A 3D"Sandwich" Co-culture System with hPPSCs and hUVECs Supports Mouse Embryo Development from E3.5 to E7.5 In Vitro

Abstract

Abstract Background A variety of methods for ex-utero culture systems have been explored, but there remain limitations in terms of in vitro culture platforms used prior to the implantation of mouse embryos, and the ability of mouse blastocysts to develop normally in vitro has not been established. Whether vascular niche support mouse embryo development from embryonic day (E) 3.5 to E7.5 in vitro is unknown.Methods We established a three-dimensional (3D) “sandwich” vascular-niche culture system with in vitro culture medium (IVCM) with human placenta perivascular stem cells (hPPSCs) and human umbilical vein endothelial cells (hUVECs), as supportive cells, which were seeded into the bottom layer of Matrigel to test mouse embryos from E3.5 to E7.5 in vitro. Mouse embryos from E3.5 to E7.5 development rates and greatest diameters at each stage were quantitatively determinated using statistics of SPSS software. Pluripotent markers and embryo transplantation in vivo were used to monitor mouse embryo quality and function.Results Embryos in the IVCM + Cells (hPPSCs + hUVECs) showed higher development rates and greatest diameters at each stage than those in the IVCM group.

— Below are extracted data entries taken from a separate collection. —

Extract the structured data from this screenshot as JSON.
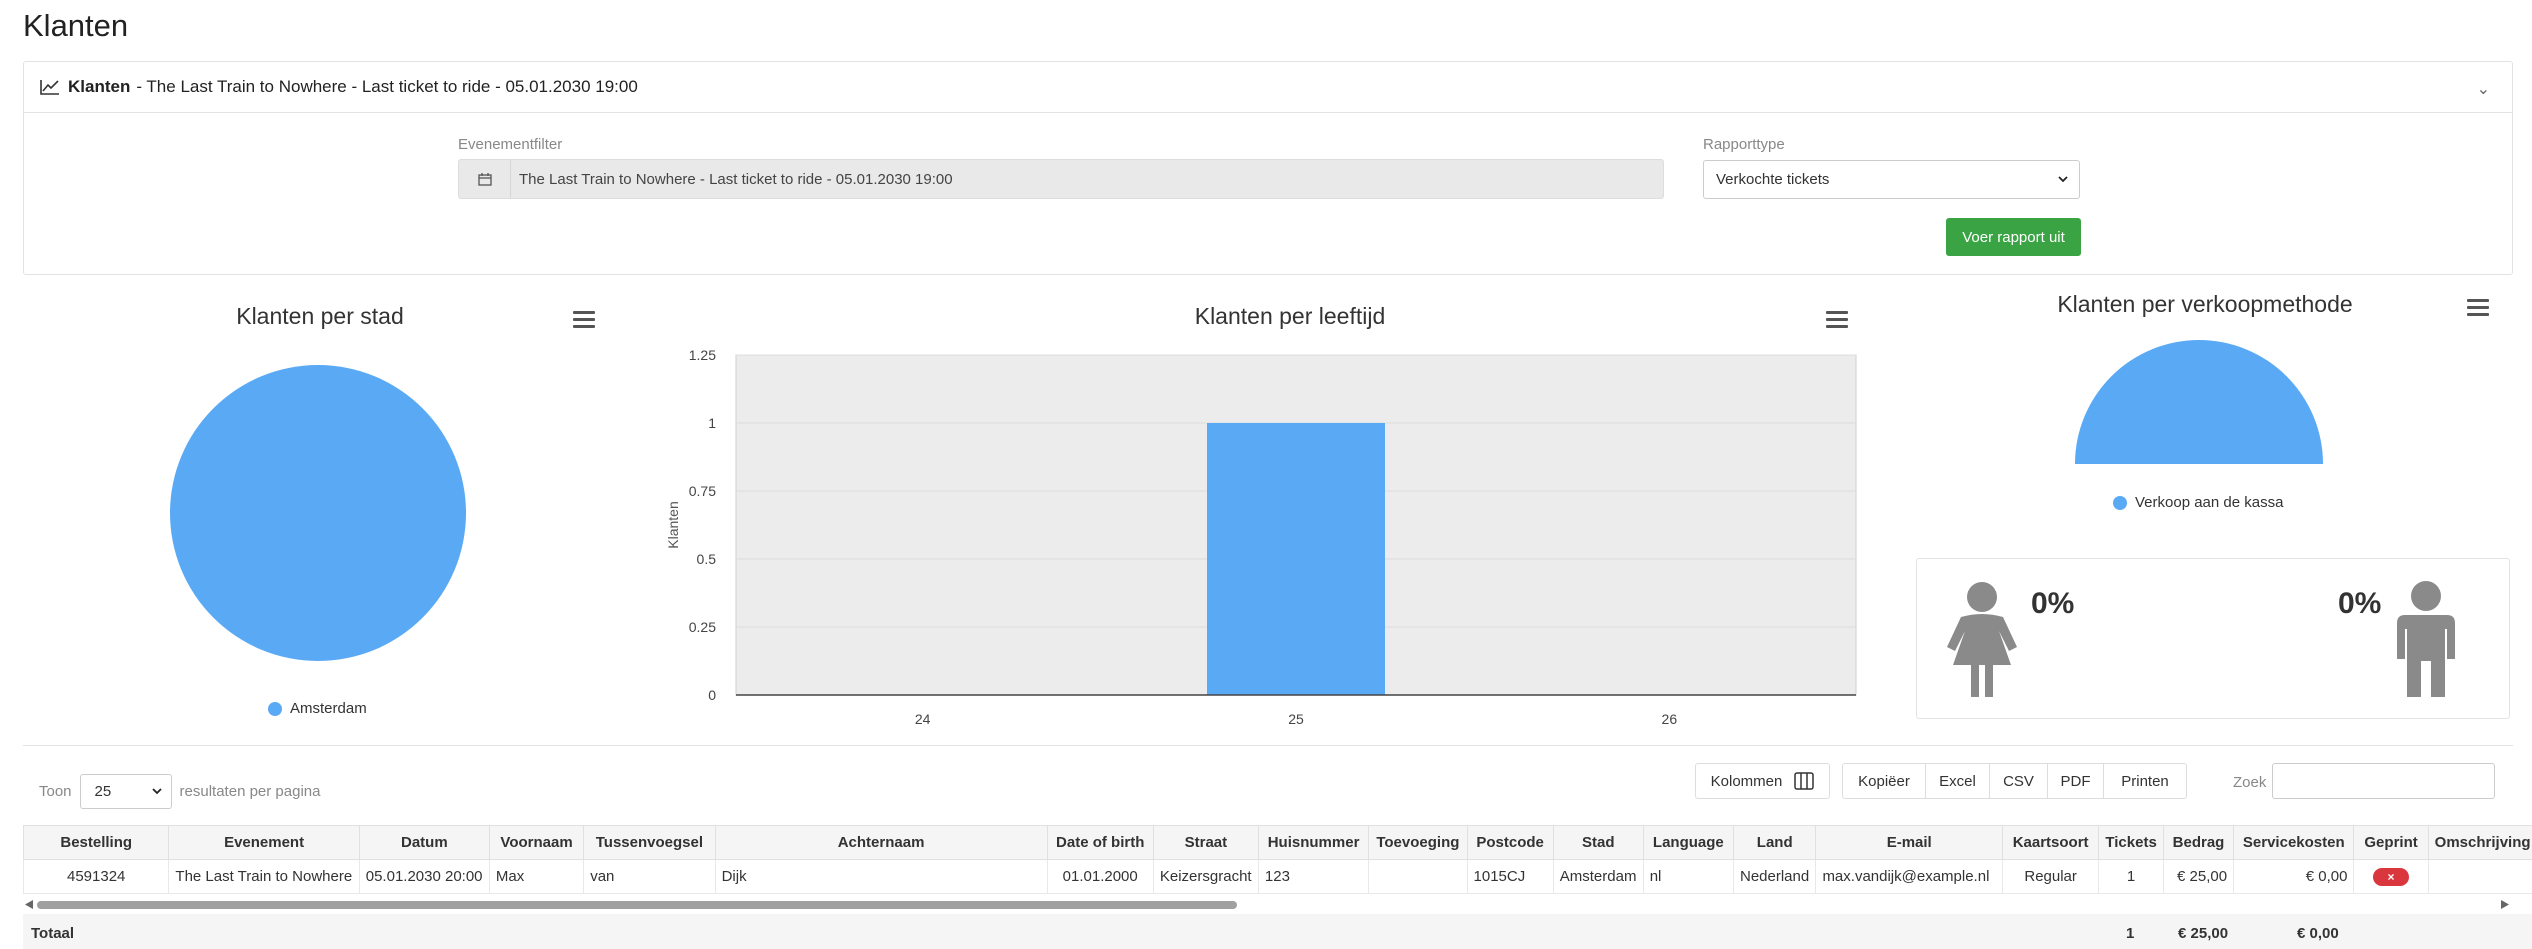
{
  "page": {
    "title": "Klanten"
  },
  "panel": {
    "header_bold": "Klanten",
    "header_rest": "- The Last Train to Nowhere - Last ticket to ride - 05.01.2030 19:00",
    "event_filter_label": "Evenementfilter",
    "event_filter_value": "The Last Train to Nowhere - Last ticket to ride - 05.01.2030 19:00",
    "report_type_label": "Rapporttype",
    "report_type_value": "Verkochte tickets",
    "run_button": "Voer rapport uit"
  },
  "charts": {
    "city_title": "Klanten per stad",
    "age_title": "Klanten per leeftijd",
    "method_title": "Klanten per verkoopmethode",
    "female_pct": "0%",
    "male_pct": "0%"
  },
  "chart_data": [
    {
      "type": "pie",
      "title": "Klanten per stad",
      "labels": [
        "Amsterdam"
      ],
      "values": [
        1
      ],
      "colors": [
        "#5aa9f4"
      ],
      "legend": "bottom"
    },
    {
      "type": "bar",
      "title": "Klanten per leeftijd",
      "categories": [
        "24",
        "25",
        "26"
      ],
      "values": [
        0,
        1,
        0
      ],
      "ylabel": "Klanten",
      "ylim": [
        0,
        1.25
      ],
      "yticks": [
        "0",
        "0.25",
        "0.5",
        "0.75",
        "1",
        "1.25"
      ],
      "grid": true,
      "color": "#5aa9f4"
    },
    {
      "type": "pie",
      "title": "Klanten per verkoopmethode",
      "labels": [
        "Verkoop aan de kassa"
      ],
      "values": [
        1
      ],
      "colors": [
        "#5aa9f4"
      ],
      "legend": "bottom"
    }
  ],
  "table_controls": {
    "show_label": "Toon",
    "page_size": "25",
    "per_page_label": "resultaten per pagina",
    "columns_button": "Kolommen",
    "copy_button": "Kopiëer",
    "excel_button": "Excel",
    "csv_button": "CSV",
    "pdf_button": "PDF",
    "print_button": "Printen",
    "search_label": "Zoek"
  },
  "table": {
    "headers": [
      "Bestelling",
      "Evenement",
      "Datum",
      "Voornaam",
      "Tussenvoegsel",
      "Achternaam",
      "Date of birth",
      "Straat",
      "Huisnummer",
      "Toevoeging",
      "Postcode",
      "Stad",
      "Language",
      "Land",
      "E-mail",
      "Kaartsoort",
      "Tickets",
      "Bedrag",
      "Servicekosten",
      "Geprint",
      "Omschrijving"
    ],
    "row": {
      "order": "4591324",
      "event": "The Last Train to Nowhere",
      "date": "05.01.2030 20:00",
      "first_name": "Max",
      "infix": "van",
      "last_name": "Dijk",
      "dob": "01.01.2000",
      "street": "Keizersgracht",
      "house_no": "123",
      "addition": "",
      "postcode": "1015CJ",
      "city": "Amsterdam",
      "language": "nl",
      "country": "Nederland",
      "email": "max.vandijk@example.nl",
      "ticket_type": "Regular",
      "tickets": "1",
      "amount": "€ 25,00",
      "service": "€ 0,00",
      "printed": "×"
    },
    "totals": {
      "label": "Totaal",
      "tickets": "1",
      "amount": "€ 25,00",
      "service": "€ 0,00"
    }
  }
}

Embryos in the IVCM + Cells group cultured to E5.5 resembled natural egg cylinders in morphology and expressed specific embryonic cell markers, including Oct4 and Nanog, which were features similar to embryos developed in vivo. After transplantation, the embryos could be re-implanted in the internal uterus and continue to develop to a certain stage.Conclusions Therefore, the 3D in vitro culture system enabled the development of embryos from E3.5 to E7.5, and the vascularization microenvironment constructed by Matrigel, hPPSCs, and hUVECs significantly promoted the development of implanted embryos. This system allowed us to further study the physical and molecular mechanisms of embryo implantation in vitro.